WHAT A RUSH to arrive in Athens and find it in the throes of a cultural renaissance! What else to make of the June 16 opening of the National Museum of Contemporary Art (EMST), where the number of first-nighters topped five thousand? Of the new gallery district near the port of Piraeus, where Rodeo, Balice Hertling, and The Intermission were cohosting a show by Camille Blatrix, while such proudly post-crisis spaces as artist Angelo Plessas’s P.E.T. Projects are standing up for the local avant-garde?

Then there was “Brice Marden and Antiquity” at the Museum of Cycladic Art. This compact survey of works made by the artist in Greece from 1971 to now is almost too exquisite to bear. Also unmissable was “Dream On” at the Tobacco Factory, a ginormous building that the very civic-minded collector Dimitris Daskalopoulos leased for his NEON Foundation from the Greek Parliament, next door. This eye-popping installation’s mostly large-scale works by the likes of Thomas Hirschhorn, David Hammons, Annette Messager, Wangechi Mutu, and John Bock are among the 350 that Daskalopoulos—a fabulous person—has divided into all-expenses-paid gifts to four museums: EMST, Tate Modern, the Guggenheim Museum, and the MCA Chicago. “Everybody was happy and no one was jealous,” the collector joked, during one of a dozen or so programs taking place around town in the three-day “Art for Tomorrow” conference organized by the Athens office of the Democracy and Culture Foundation.
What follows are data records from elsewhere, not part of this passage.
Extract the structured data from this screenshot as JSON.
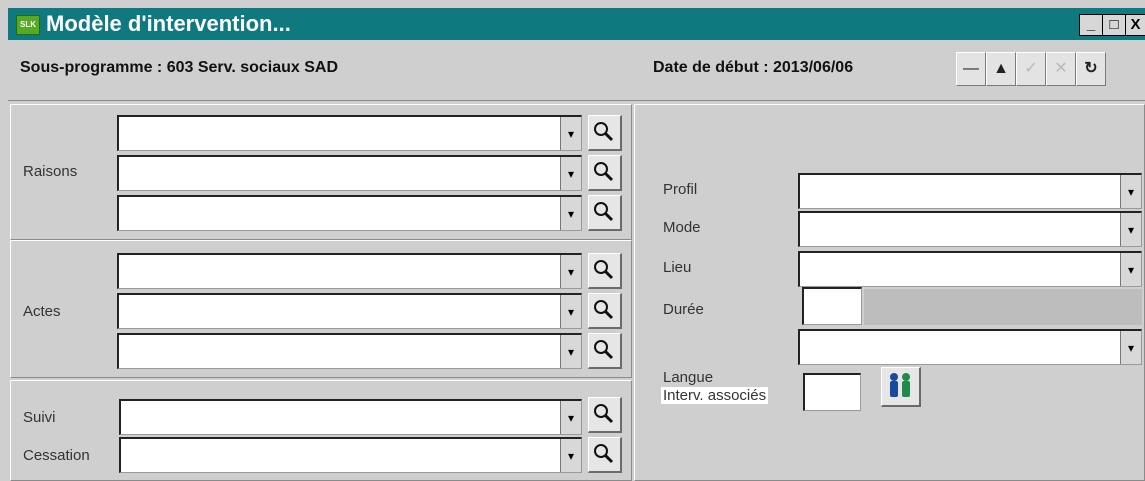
{
  "window": {
    "title": "Modèle d'intervention...",
    "app_icon_text": "SLK",
    "controls": {
      "minimize": "_",
      "maximize": "□",
      "close": "X"
    }
  },
  "header": {
    "subprogram": "Sous-programme : 603 Serv. sociaux SAD",
    "start_date": "Date de début : 2013/06/06",
    "toolbar": {
      "remove": {
        "icon": "minus-icon",
        "glyph": "—",
        "enabled": true
      },
      "up": {
        "icon": "triangle-up-icon",
        "glyph": "▲",
        "enabled": true
      },
      "confirm": {
        "icon": "check-icon",
        "glyph": "✓",
        "enabled": false
      },
      "cancel": {
        "icon": "x-icon",
        "glyph": "✕",
        "enabled": false
      },
      "refresh": {
        "icon": "refresh-icon",
        "glyph": "↻",
        "enabled": true
      }
    }
  },
  "left": {
    "raisons_label": "Raisons",
    "actes_label": "Actes",
    "suivi_label": "Suivi",
    "cessation_label": "Cessation"
  },
  "right": {
    "profil_label": "Profil",
    "mode_label": "Mode",
    "lieu_label": "Lieu",
    "duree_label": "Durée",
    "langue_label": "Langue",
    "interv_label": "Interv. associés"
  },
  "dropdown_glyph": "▾",
  "colors": {
    "titlebar": "#0e7a80",
    "face": "#cfcfcf"
  }
}
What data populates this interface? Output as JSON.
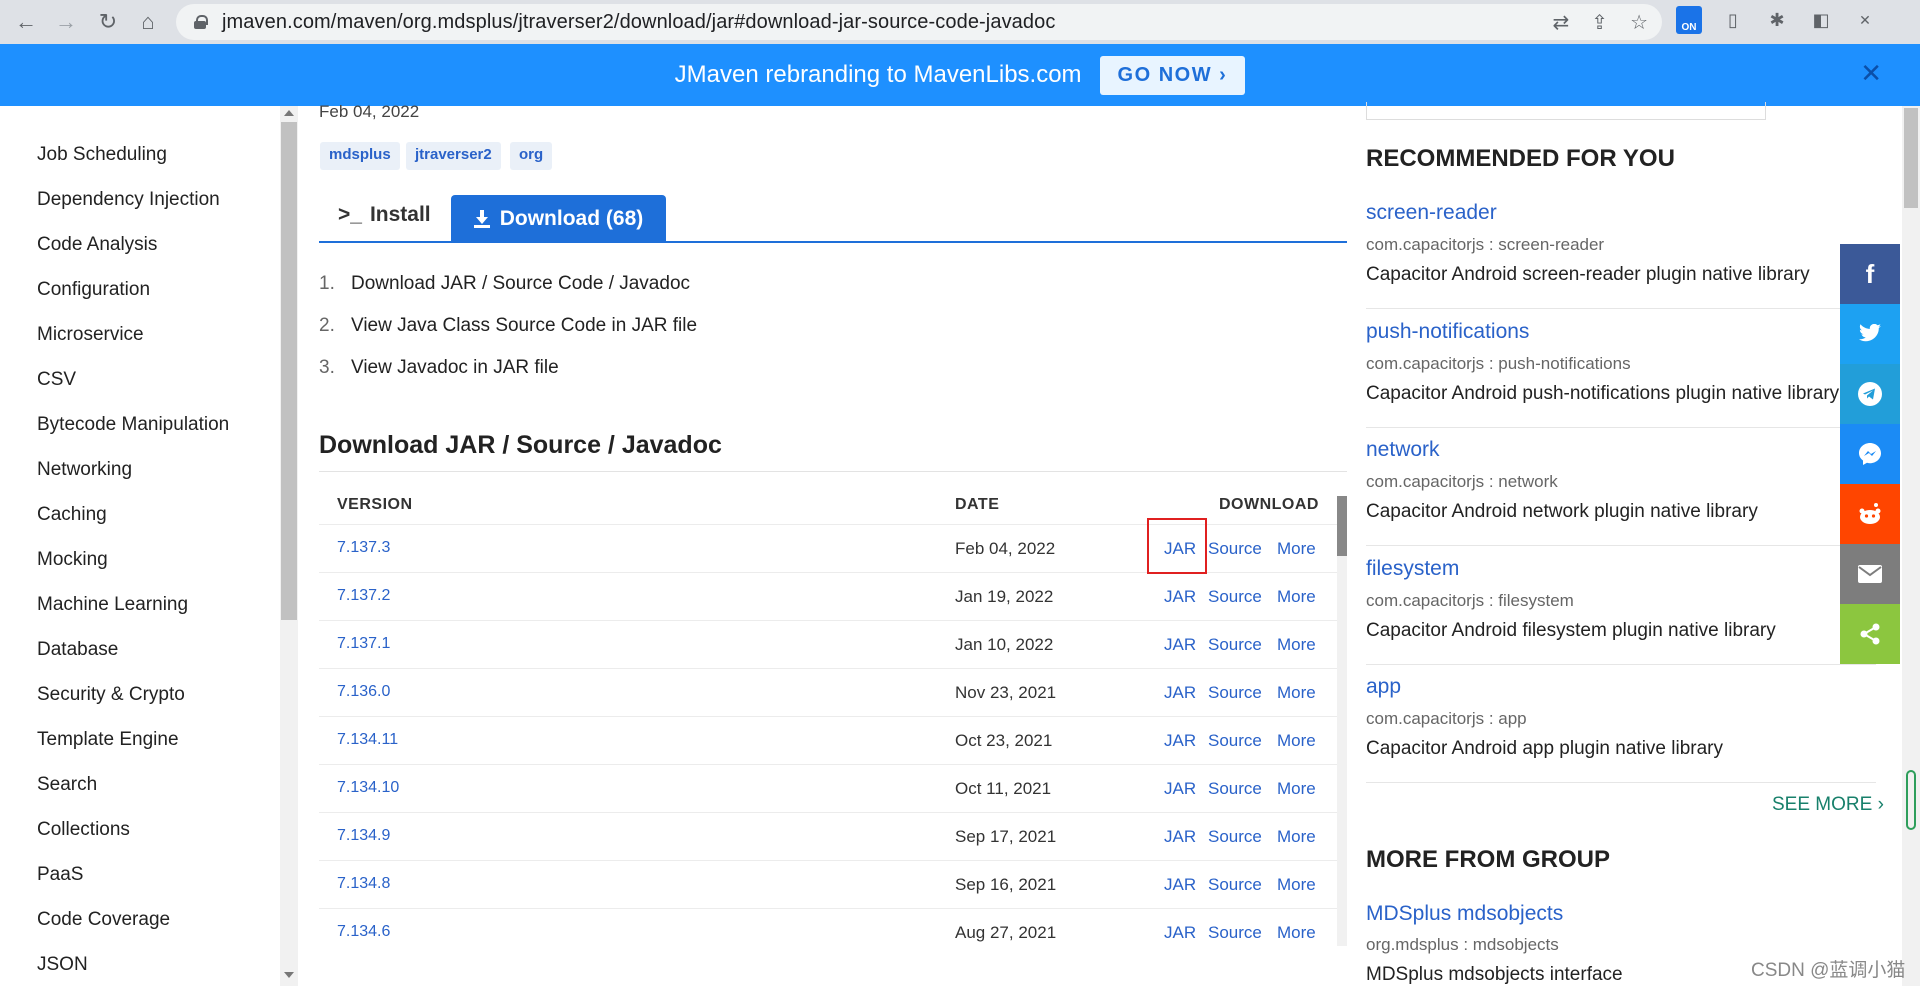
{
  "browser": {
    "url": "jmaven.com/maven/org.mdsplus/jtraverser2/download/jar#download-jar-source-code-javadoc",
    "ext_on_label": "ON"
  },
  "banner": {
    "text": "JMaven rebranding to MavenLibs.com",
    "button": "GO NOW ›"
  },
  "sidebar": {
    "items": [
      "Job Scheduling",
      "Dependency Injection",
      "Code Analysis",
      "Configuration",
      "Microservice",
      "CSV",
      "Bytecode Manipulation",
      "Networking",
      "Caching",
      "Mocking",
      "Machine Learning",
      "Database",
      "Security & Crypto",
      "Template Engine",
      "Search",
      "Collections",
      "PaaS",
      "Code Coverage",
      "JSON"
    ]
  },
  "main": {
    "date": "Feb 04, 2022",
    "tags": [
      "mdsplus",
      "jtraverser2",
      "org"
    ],
    "tab_install": "Install",
    "tab_download": "Download (68)",
    "list": [
      {
        "num": "1.",
        "text": "Download JAR / Source Code / Javadoc"
      },
      {
        "num": "2.",
        "text": "View Java Class Source Code in JAR file"
      },
      {
        "num": "3.",
        "text": "View Javadoc in JAR file"
      }
    ],
    "section_title": "Download JAR / Source / Javadoc",
    "table": {
      "headers": {
        "version": "VERSION",
        "date": "DATE",
        "download": "DOWNLOAD"
      },
      "link_jar": "JAR",
      "link_source": "Source",
      "link_more": "More",
      "rows": [
        {
          "version": "7.137.3",
          "date": "Feb 04, 2022"
        },
        {
          "version": "7.137.2",
          "date": "Jan 19, 2022"
        },
        {
          "version": "7.137.1",
          "date": "Jan 10, 2022"
        },
        {
          "version": "7.136.0",
          "date": "Nov 23, 2021"
        },
        {
          "version": "7.134.11",
          "date": "Oct 23, 2021"
        },
        {
          "version": "7.134.10",
          "date": "Oct 11, 2021"
        },
        {
          "version": "7.134.9",
          "date": "Sep 17, 2021"
        },
        {
          "version": "7.134.8",
          "date": "Sep 16, 2021"
        },
        {
          "version": "7.134.6",
          "date": "Aug 27, 2021"
        }
      ]
    }
  },
  "right": {
    "recommended_title": "RECOMMENDED FOR YOU",
    "recommended": [
      {
        "name": "screen-reader",
        "coord": "com.capacitorjs : screen-reader",
        "desc": "Capacitor Android screen-reader plugin native library"
      },
      {
        "name": "push-notifications",
        "coord": "com.capacitorjs : push-notifications",
        "desc": "Capacitor Android push-notifications plugin native library"
      },
      {
        "name": "network",
        "coord": "com.capacitorjs : network",
        "desc": "Capacitor Android network plugin native library"
      },
      {
        "name": "filesystem",
        "coord": "com.capacitorjs : filesystem",
        "desc": "Capacitor Android filesystem plugin native library"
      },
      {
        "name": "app",
        "coord": "com.capacitorjs : app",
        "desc": "Capacitor Android app plugin native library"
      }
    ],
    "see_more": "SEE MORE ›",
    "group_title": "MORE FROM GROUP",
    "group": [
      {
        "name": "MDSplus mdsobjects",
        "coord": "org.mdsplus : mdsobjects",
        "desc": "MDSplus mdsobjects interface"
      }
    ]
  },
  "share": {
    "colors": {
      "facebook": "#3b5998",
      "twitter": "#1da1f2",
      "telegram": "#229ed9",
      "messenger": "#1b8bf5",
      "reddit": "#ff4500",
      "email": "#7d7d7d",
      "share": "#8cc63f"
    }
  },
  "watermark": "CSDN @蓝调小猫"
}
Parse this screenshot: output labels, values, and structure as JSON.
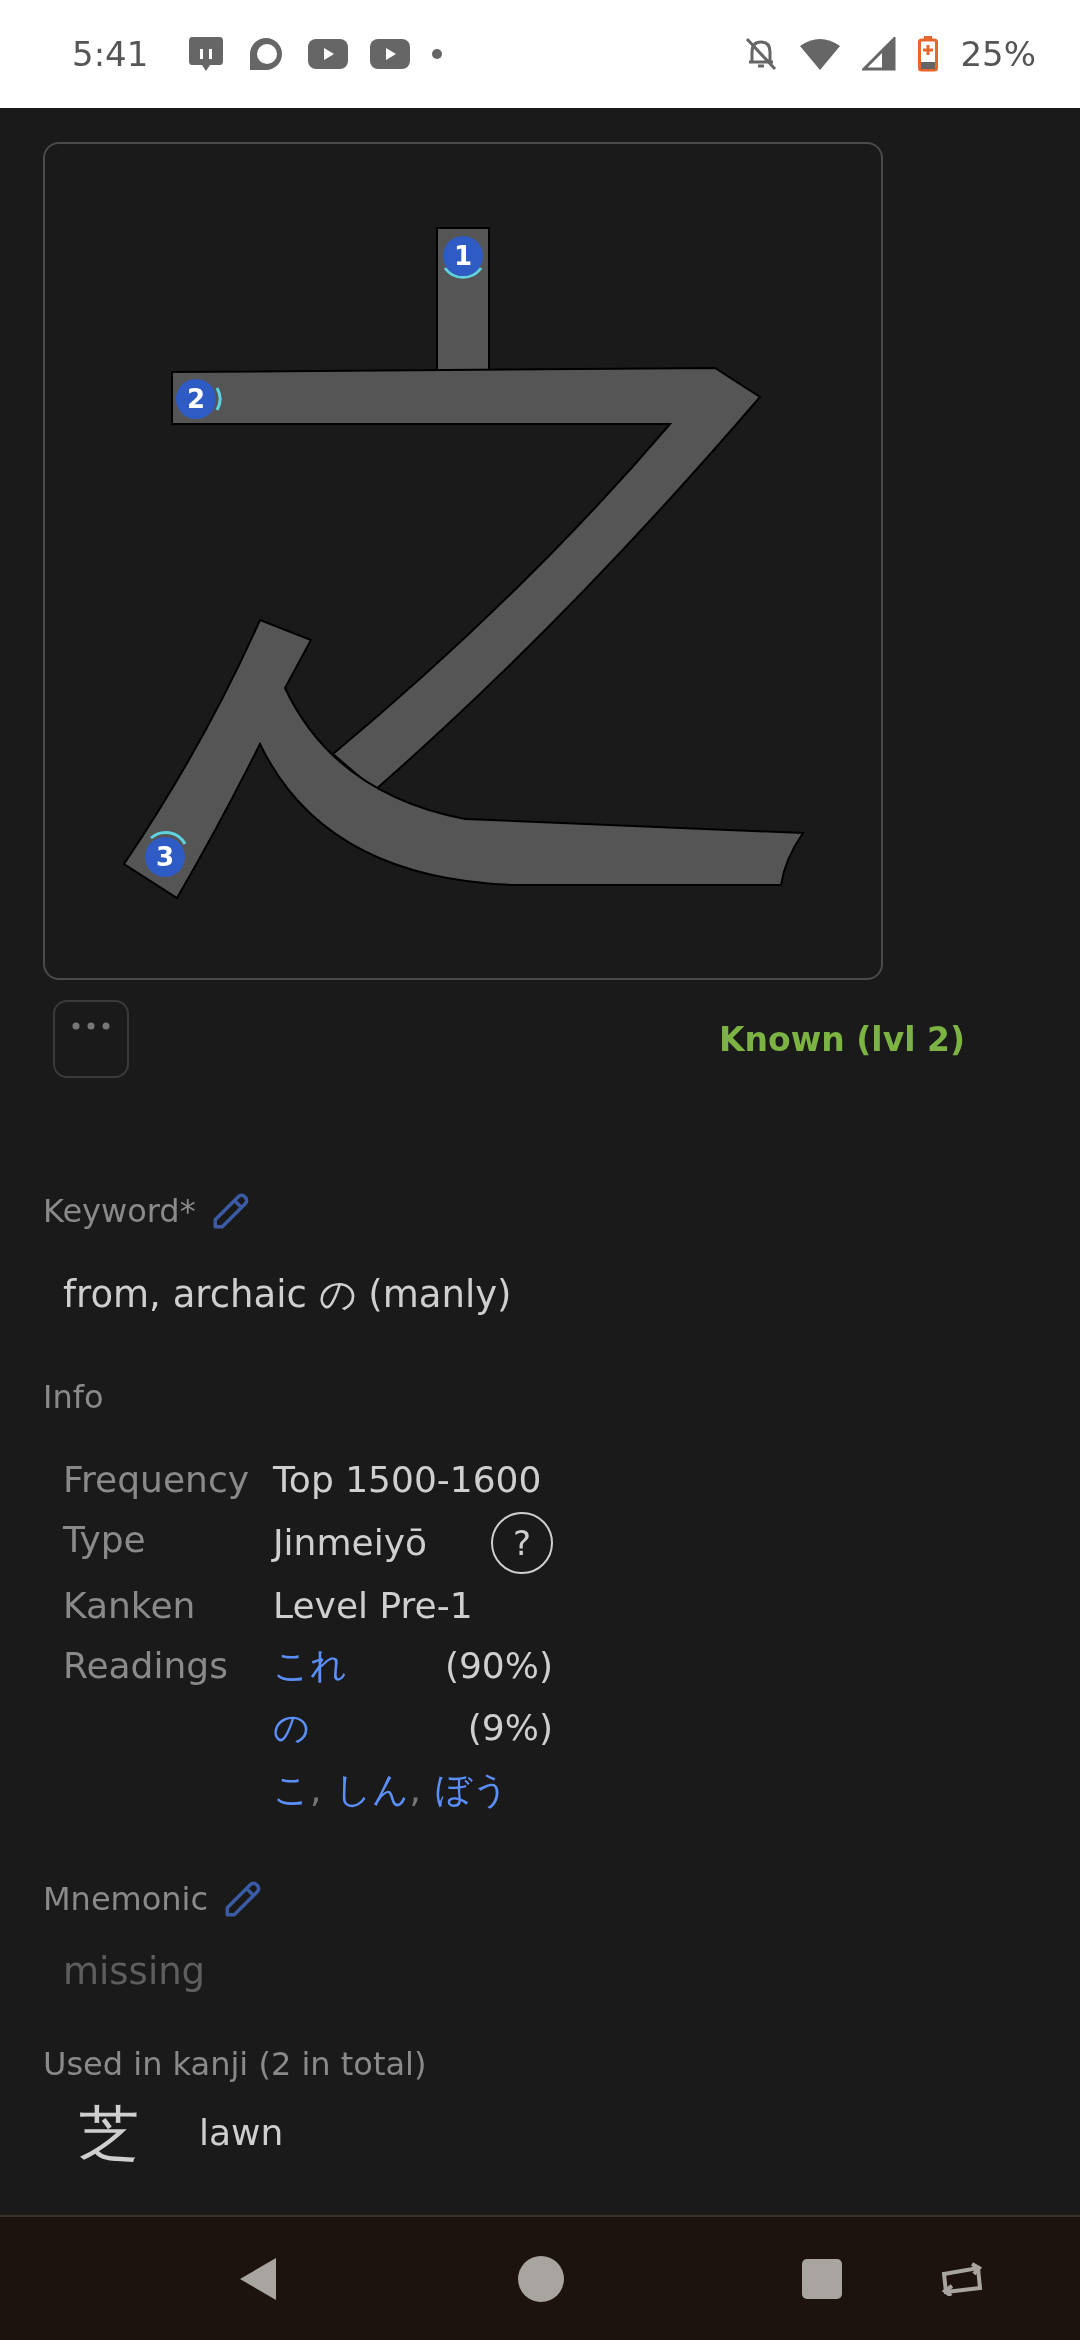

Certainly, the Athenians who swarmed EMST’s vast exhibition spaces had reason to be cheerful. After the Greek government designated the former FIX brewery as a public repository for recent art, they waited twenty-two years to see it become fully operational. At the center of the commotion was EMST’s jubilant artistic director, Katerina Gregos, who took up her position just as the Covid pandemic shut the city down. Now she has a permanent collection beefed up by 140 works from NEON and is earning kudos as the curator of the temporary exhibition, “Statecraft and Beyond.” This show may be longer on research and geopolitics than visual splendor, but it boldy tackles such thorny issues as citizenship, nationhood, autocracy, state bureaucracy, and the power structures behind all of it. Whitney director Adam Weinberg liked it very much. So did Dia Foundation director Jessica Morgan.

Adam and Lorraine Weinberg.

Both were among the international cohort of artists, collectors, curators, and gallerists who joined their Greek counterparts for a frenzied weekend of cascading events that brought the opening of Katharina Fritsch’s first solo exhibition in Greece to the George Economou Collection in Maroussi, a splendid and affecting exhibition of the late Kaari Upson’s work to collector Dakis Joannou’s Deste Foundation, and ultimately peaked with a blowout on the island of Hydra that no one who was there is likely to forget. The reason for that was Jeff Koons. His surpassing new work for Deste’s Slaughterhouse project was not only a return to peak form that cast a kind of spell on Hydra, but also a salute to his thirty-five-year friendship with Joannou. (More about that in a moment.)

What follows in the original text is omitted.